Analyse, Non classé

Œuvre et représentativité

« C’est effectivement un dangereuse glissade que d’assigner à la fiction un rôle éducatif ou purement représentatif. Alors qu’elle peut, et doit, imaginer, ce qui signifie parfois raconter/mettre en scène le difficile, l’injuste, l’amoral, l’indicible… Bref, ce qui nous dérange. »

A peine avais-je écrit ces mots qu’une réserve, suivi d’un doute, m’a envahi. Il était là. Mais. Le gros ‘Mais’ opportuniste, baveux, déliquescent. Celui qu’on cherche à tout prix à éviter. Il venait de s’engouffrer à travers l’embrasure de la porte. Il était désormais dans ma tête. Oui. Mais

… En matière de jeux vidéo, les choses en sont un peu autrement. S’il est vrai en théorie qu’une œuvre devrait pouvoir dire ou montrer ce qu’elle veut, de la façon qu’elle le souhaite, sans craindre de ne pas paraitre adéquat, le medium dispose de spécificités qui mettent à mal ce principe.

En premier lieu, l’absence de narration, son minimalisme ou sa pauvreté, ont, de tradition, placé le joueur au volant de personnages « coquille », nommés ou non, personnalisables ou non. De fait, le joueur s’incarne, et puisqu’il s’incarne il s’identifie, s’immerge, tissant des relations plus ou moins flatteuses avec les autres personnages. Le degré de narrativité, l’ampleur du scénario, le niveau de détail de l’univers et la qualité des choix du joueur étant autant facteur propice à accentuer son identification. Certaines catégories échapperont de fait à ce principe (stratégie, course) pour des raisons évidentes.

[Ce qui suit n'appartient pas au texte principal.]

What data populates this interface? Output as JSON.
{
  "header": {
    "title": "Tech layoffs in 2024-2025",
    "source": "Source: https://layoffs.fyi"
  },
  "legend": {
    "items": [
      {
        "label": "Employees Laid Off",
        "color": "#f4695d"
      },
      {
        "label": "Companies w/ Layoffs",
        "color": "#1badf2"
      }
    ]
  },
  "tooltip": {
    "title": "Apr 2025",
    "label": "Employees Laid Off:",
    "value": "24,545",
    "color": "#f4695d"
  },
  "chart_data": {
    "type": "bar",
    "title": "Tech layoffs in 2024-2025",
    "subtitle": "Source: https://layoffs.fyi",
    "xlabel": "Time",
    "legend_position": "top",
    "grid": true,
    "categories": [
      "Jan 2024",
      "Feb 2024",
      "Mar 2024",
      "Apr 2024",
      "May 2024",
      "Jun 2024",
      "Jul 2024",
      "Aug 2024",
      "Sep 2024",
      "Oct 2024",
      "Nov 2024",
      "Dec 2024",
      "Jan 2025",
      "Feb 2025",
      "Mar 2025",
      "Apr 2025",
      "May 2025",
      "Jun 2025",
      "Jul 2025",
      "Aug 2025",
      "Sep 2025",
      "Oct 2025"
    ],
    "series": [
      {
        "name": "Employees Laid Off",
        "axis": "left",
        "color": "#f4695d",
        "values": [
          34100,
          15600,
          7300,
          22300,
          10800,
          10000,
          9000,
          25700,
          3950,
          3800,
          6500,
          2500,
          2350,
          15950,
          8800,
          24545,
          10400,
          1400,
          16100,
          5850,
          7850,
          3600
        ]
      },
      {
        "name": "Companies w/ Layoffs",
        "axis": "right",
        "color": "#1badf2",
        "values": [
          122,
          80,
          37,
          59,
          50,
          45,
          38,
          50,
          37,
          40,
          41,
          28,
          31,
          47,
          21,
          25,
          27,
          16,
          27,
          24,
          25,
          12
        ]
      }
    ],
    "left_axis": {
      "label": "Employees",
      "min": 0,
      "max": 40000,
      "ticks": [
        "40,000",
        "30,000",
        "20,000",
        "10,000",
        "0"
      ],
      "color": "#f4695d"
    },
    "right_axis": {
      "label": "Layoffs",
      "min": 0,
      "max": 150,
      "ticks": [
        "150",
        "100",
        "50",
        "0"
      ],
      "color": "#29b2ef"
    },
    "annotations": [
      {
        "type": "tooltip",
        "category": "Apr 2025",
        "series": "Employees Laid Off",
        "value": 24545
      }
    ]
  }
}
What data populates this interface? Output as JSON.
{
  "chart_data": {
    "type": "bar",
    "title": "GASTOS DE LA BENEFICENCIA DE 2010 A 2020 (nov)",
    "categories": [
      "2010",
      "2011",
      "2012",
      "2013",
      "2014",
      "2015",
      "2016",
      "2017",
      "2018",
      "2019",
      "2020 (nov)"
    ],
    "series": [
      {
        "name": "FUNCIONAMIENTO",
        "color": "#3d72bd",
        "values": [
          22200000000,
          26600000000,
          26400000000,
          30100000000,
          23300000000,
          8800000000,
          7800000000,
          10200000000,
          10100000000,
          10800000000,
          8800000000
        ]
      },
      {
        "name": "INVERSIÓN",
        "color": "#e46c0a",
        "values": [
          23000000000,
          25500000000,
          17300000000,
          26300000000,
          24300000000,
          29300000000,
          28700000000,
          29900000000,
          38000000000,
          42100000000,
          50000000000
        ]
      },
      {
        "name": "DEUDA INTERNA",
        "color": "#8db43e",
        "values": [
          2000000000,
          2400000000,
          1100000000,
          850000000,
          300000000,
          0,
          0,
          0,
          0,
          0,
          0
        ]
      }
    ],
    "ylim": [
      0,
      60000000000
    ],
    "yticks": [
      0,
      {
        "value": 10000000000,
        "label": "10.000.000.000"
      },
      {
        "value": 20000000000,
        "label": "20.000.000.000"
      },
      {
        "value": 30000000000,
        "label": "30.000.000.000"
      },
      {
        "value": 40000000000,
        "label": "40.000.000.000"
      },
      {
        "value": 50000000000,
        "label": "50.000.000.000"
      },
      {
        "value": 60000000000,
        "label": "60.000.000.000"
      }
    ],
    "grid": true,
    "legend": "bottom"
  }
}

En second lieu, le fait que de nombreux jeux aient cherché excessivement, et cherchent encore, à plaire, à séduire, et à racoler large, heurte de front le principe d’identification – ce qui a la limite serait recevable, si ce travers ne venait pas heurter la cohérence de la proposition et empêcher l’adhésion. Il en effet difficile de rendre de la distance à l’œuvre, ou de la considérer comme pleine et entière quand d’œuvre il n’y a guère, ou quand les développeurs usent explicitement du sexe et de la violence gratuite pour plaire. Ce qui couvre, mine de rien, un large nombre de titres, et est accentuée par l’absence d’humour.

Certains développeurs ont eu à souffrir de leur choix discutables. D’autres n’ont pas attendu les critiques pour intégrer certains enjeux de représentativité, qui ont des raisons d’être. Les jeux multijoueurs, par exemple, ou les jeux de rôle, sauf choix narratif, ont tout intérêt à s’adresser à tous les profils de joueurs. Cela étant dit, les jeux vidéo, dans leur ensemble, ont fait preuve d’une ambition limitée en terme de narration, car raconter par l’histoire est rarement leur finalité. Là ou raconter par les mécaniques et le concept de jeu l’est beaucoup plus souvent.

Pour finir, fuir, cacher, conspuer, ou demander le retrait de ce qui peut être considéré comme gênant me semble hautement discutable. Surtout quand on voit que le niveau d’acceptation pour la violence s’en trouve lui-même renforcé… A côté de ça, les causes qui devraient avoir de bonnes raisons de nous alarmer ne sont parfois même pas discutées. Entre le combat contre les seins qui rebondissent, les couleurs de peau, et les travailleurs qui s’appauvrissent.